The Hard Part Is Not Writing, It Is Everything Else
I am learning that healing is not linear, and neither is writing
Last week I wrote a note about throwing strategy out the window.
Sometimes you just have to throw the strategy out the window. I’ve been feeling the signs of burnout creeping in, and it’s a reminder that no amount of planning or content calendars can replace actually looking after yourself.
I was hopeful that a few days off Substack would make me feel refreshed, but the truth is I was not burnt out from writing, I was burnt out from life, more than I cared to admit.
I have been working hard to improve my health and my fitness and my mental health. I have been working hard to find work. I have been working hard to grow this Substack and improve my writing, and I am loving it, most days. I have been working hard at being a mother to two children, at building new friendship circles, at keeping up with family, at finding a rhythm in our new life without the farm. Somewhere in all that, I think I started trying to be perfect, and I pushed too hard.
And underneath it all there is still the pain of losing the farm, losing my passion, losing that everyday connection with animals. There is the ongoing work of closing everything down, selling off what we built, answering legal questions, carrying costs and debts, and dealing with the things that keep coming back around. I am very fortunate that Matt has been carrying so much of the continued legal questions and the enforcement visits, but the toll is still there, and it is still weighing.
With all that in mind, my content slipped away last week, and I feel guilty about it. I feel especially guilty for not posting The Agstacker on Sunday, because that newsletter is not about me, it is about the voices of agriculture, farming, growing, and more on Substack. I wanted to be honest with you that it has felt like I let you down.
So this is my personal I am sorry.
I also want to say this clearly. The Agstacker is coming this week, and it will be full of fantastic farming voices, because they deserve the space and you deserve the read.
This post was meant to be about honesty. Lately I have written a lot about farmer mental health, and today, after the Prime Minister’s comments when he was asked whether he knew farmers wanted to take their own lives because of the inheritance tax changes, it feels even more important to say the quiet part out loud. Sometimes the hardest thing is not the politics, it is the weight people are carrying while they try to keep going.
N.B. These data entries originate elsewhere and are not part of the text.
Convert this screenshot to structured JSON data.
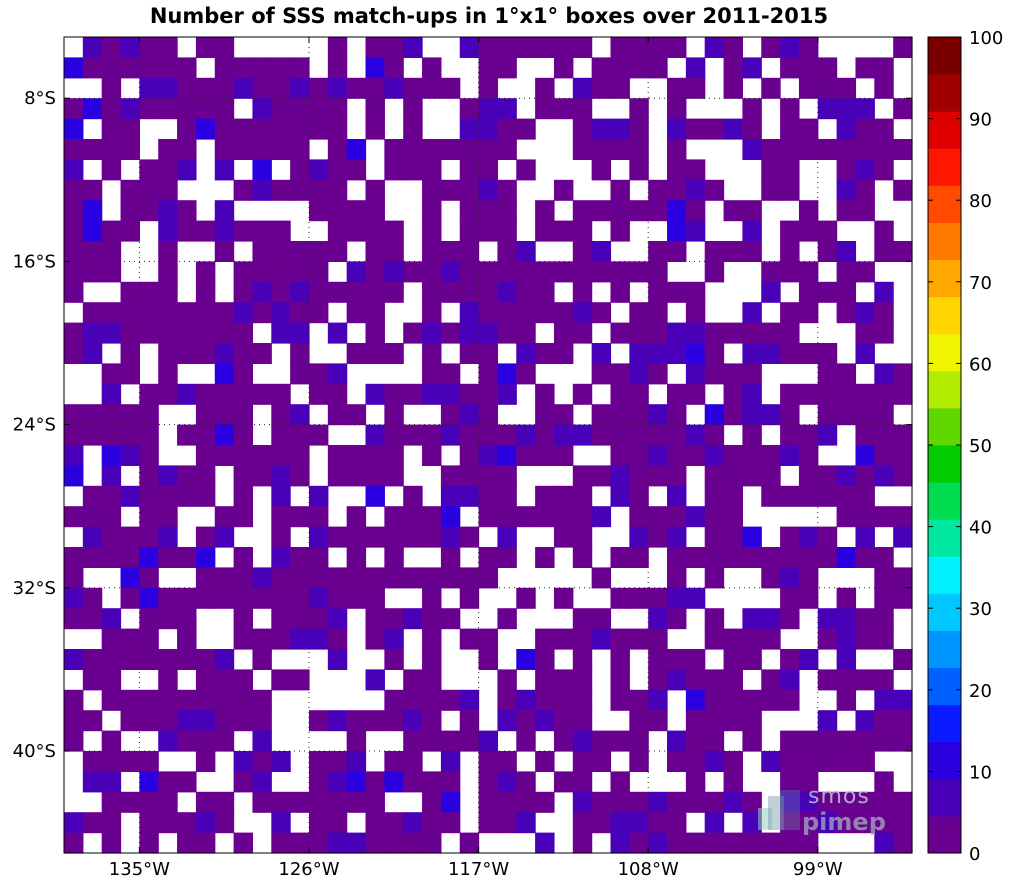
{
  "title": "Number of SSS match-ups in 1°x1° boxes over 2011-2015",
  "watermark": {
    "line1": "smos",
    "line2": "pimep"
  },
  "chart_data": {
    "type": "heatmap",
    "title": "Number of SSS match-ups in 1°x1° boxes over 2011-2015",
    "xlim": [
      -139,
      -94
    ],
    "ylim": [
      -45,
      -5
    ],
    "x_ticks": [
      {
        "value": -135,
        "label": "135°W"
      },
      {
        "value": -126,
        "label": "126°W"
      },
      {
        "value": -117,
        "label": "117°W"
      },
      {
        "value": -108,
        "label": "108°W"
      },
      {
        "value": -99,
        "label": "99°W"
      }
    ],
    "y_ticks": [
      {
        "value": -8,
        "label": "8°S"
      },
      {
        "value": -16,
        "label": "16°S"
      },
      {
        "value": -24,
        "label": "24°S"
      },
      {
        "value": -32,
        "label": "32°S"
      },
      {
        "value": -40,
        "label": "40°S"
      }
    ],
    "grid": true,
    "colorbar": {
      "min": 0,
      "max": 100,
      "ticks": [
        0,
        10,
        20,
        30,
        40,
        50,
        60,
        70,
        80,
        90,
        100
      ],
      "colors": [
        "#6a0090",
        "#4800b8",
        "#2a00e0",
        "#0a1cff",
        "#0060ff",
        "#0094ff",
        "#00c8ff",
        "#00f0ff",
        "#00e8a0",
        "#00dc50",
        "#00cc00",
        "#60d800",
        "#b0ec00",
        "#f0f400",
        "#ffd400",
        "#ffa800",
        "#ff7800",
        "#ff4a00",
        "#ff1600",
        "#e00000",
        "#a00000",
        "#7a0000"
      ]
    }
  }
}
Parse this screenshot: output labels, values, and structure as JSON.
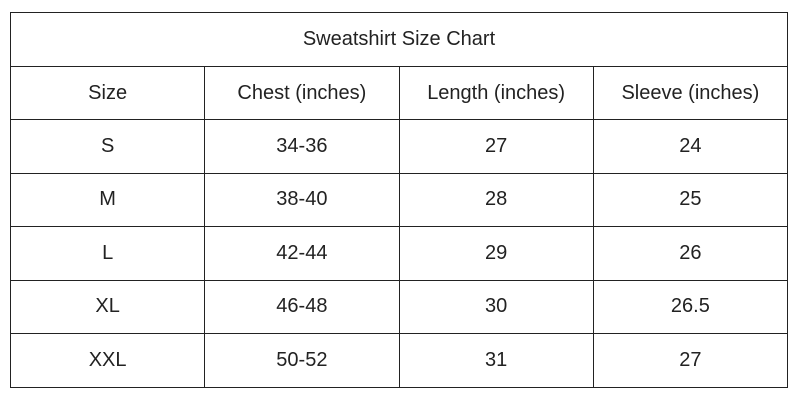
{
  "table": {
    "title": "Sweatshirt Size Chart",
    "columns": [
      "Size",
      "Chest (inches)",
      "Length (inches)",
      "Sleeve (inches)"
    ],
    "rows": [
      [
        "S",
        "34-36",
        "27",
        "24"
      ],
      [
        "M",
        "38-40",
        "28",
        "25"
      ],
      [
        "L",
        "42-44",
        "29",
        "26"
      ],
      [
        "XL",
        "46-48",
        "30",
        "26.5"
      ],
      [
        "XXL",
        "50-52",
        "31",
        "27"
      ]
    ]
  }
}
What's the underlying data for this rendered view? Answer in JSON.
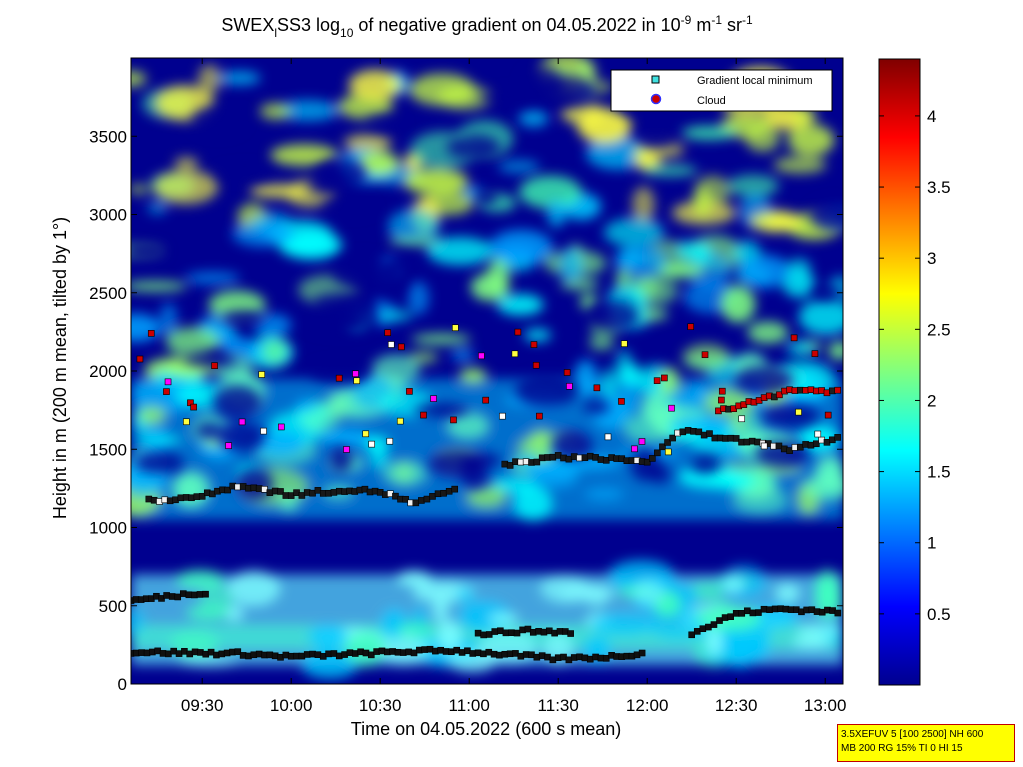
{
  "chart_data": {
    "type": "heatmap",
    "title": {
      "p1": "SWEX",
      "p1_sub": "l",
      "p2": "SS3 log",
      "p2_sub": "10",
      "p3": " of negative gradient on 04.05.2022 in 10",
      "p3_sup": "-9",
      "p4": " m",
      "p4_sup": "-1",
      "p5": " sr",
      "p5_sup": "-1"
    },
    "xlabel": "Time on 04.05.2022 (600 s mean)",
    "ylabel": "Height in m (200 m mean, tilted by 1°)",
    "xlim_hours": [
      9.1,
      13.1
    ],
    "ylim": [
      0,
      4000
    ],
    "x_ticks": [
      {
        "t": 9.5,
        "label": "09:30"
      },
      {
        "t": 10.0,
        "label": "10:00"
      },
      {
        "t": 10.5,
        "label": "10:30"
      },
      {
        "t": 11.0,
        "label": "11:00"
      },
      {
        "t": 11.5,
        "label": "11:30"
      },
      {
        "t": 12.0,
        "label": "12:00"
      },
      {
        "t": 12.5,
        "label": "12:30"
      },
      {
        "t": 13.0,
        "label": "13:00"
      }
    ],
    "y_ticks": [
      0,
      500,
      1000,
      1500,
      2000,
      2500,
      3000,
      3500
    ],
    "colorbar": {
      "range": [
        0,
        4.4
      ],
      "ticks": [
        "0.5",
        "1",
        "1.5",
        "2",
        "2.5",
        "3",
        "3.5",
        "4"
      ],
      "colormap": "jet"
    },
    "legend": {
      "position": "top-right",
      "entries": [
        "Gradient local minimum",
        "Cloud"
      ]
    },
    "colors": {
      "gradient_min": "#40e0e0",
      "cloud": "#cc0000",
      "background": "#00008f"
    },
    "series": [
      {
        "label": "gradient-min-low-layer",
        "t": [
          9.1,
          9.4,
          9.7,
          10.0,
          10.3,
          10.6,
          10.9,
          11.2,
          11.5,
          11.8,
          12.0
        ],
        "h": [
          205,
          200,
          195,
          175,
          190,
          205,
          215,
          190,
          160,
          175,
          200
        ]
      },
      {
        "label": "gradient-min-secondary-low",
        "t": [
          11.05,
          11.3,
          11.6
        ],
        "h": [
          320,
          340,
          330
        ]
      },
      {
        "label": "gradient-min-boundary-layer",
        "t": [
          9.1,
          9.3,
          9.55
        ],
        "h": [
          530,
          560,
          590
        ]
      },
      {
        "label": "gradient-min-right-low",
        "t": [
          12.25,
          12.5,
          12.75,
          13.1
        ],
        "h": [
          320,
          450,
          480,
          460
        ]
      },
      {
        "label": "gradient-min-mid-layer",
        "t": [
          9.2,
          9.5,
          9.7,
          10.0,
          10.3,
          10.5,
          10.7,
          10.95
        ],
        "h": [
          1170,
          1200,
          1270,
          1210,
          1240,
          1230,
          1150,
          1260
        ]
      },
      {
        "label": "gradient-min-upper-layer",
        "t": [
          11.2,
          11.5,
          11.8,
          12.0,
          12.2,
          12.5,
          12.8,
          13.1
        ],
        "h": [
          1400,
          1450,
          1440,
          1420,
          1620,
          1560,
          1500,
          1580
        ]
      },
      {
        "label": "cloud-band",
        "t": [
          12.4,
          12.6,
          12.8,
          13.1
        ],
        "h": [
          1750,
          1800,
          1880,
          1870
        ]
      }
    ]
  },
  "infobox": {
    "line1": "3.5XEFUV 5 [100 2500] NH 600",
    "line2": "MB 200 RG 15% TI 0 HI 15"
  }
}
I always hope that sharing my own experiences might encourage someone else to speak up, or to reach out, or to take a pause before they break. This community really is wonderful, and I know there will be some of you who send supportive messages instantly after reading, people like Anna Leggett, Liz Reitzig and Jackie Bridgen, and many more of you quietly in the background. I may not have met you all, but the genuine connections here have mattered more than I can explain.
My social media brain still tells me to keep pushing because that is the job, but this space is more than a job. It is more than squeezing yourself dry for likes. It is about healing, and taking you along for the ride, through the ups and the downs, and telling the truth even when the truth is that I am tired.
If you are feeling the same, please give yourself permission to pause. And if you need to talk, I hope you will reach out to someone, to a friend, to a professional, to anyone who can hold a little of it with you.
Thank you for being here. Truly.
H x




It’s good to recognised this and took time out. There’s a lot going on for you and this community will always be here waiting when you’re ready x
Helen,
What you describe isn’t weakness or lack of discipline. It’s what happens when life demands more holding than producing, more grieving than optimizing. No system, no calendar, no amount of “doing it right” can override that for long.
Losing the farm isn’t a chapter that neatly closes just because time passes. It lives in the body. In the nervous system. And in the quiet moments where animals should be, rhythms should be familiar, and something essential is missing.
Trying to be perfect on top of that? That's an understandable response, but a costly one.
I appreciate you naming that the exhaustion isn’t from writing, but from carrying. Most people never make that distinction and end up blaming the very things that still give them meaning.
Pausing isn’t letting anyone down. It’s listening early enough to avoid breaking later. In Nature, rest is not an interruption of the process! It is the process...
Thank you for saying the quiet part out loud. It matters more than consistency ever could.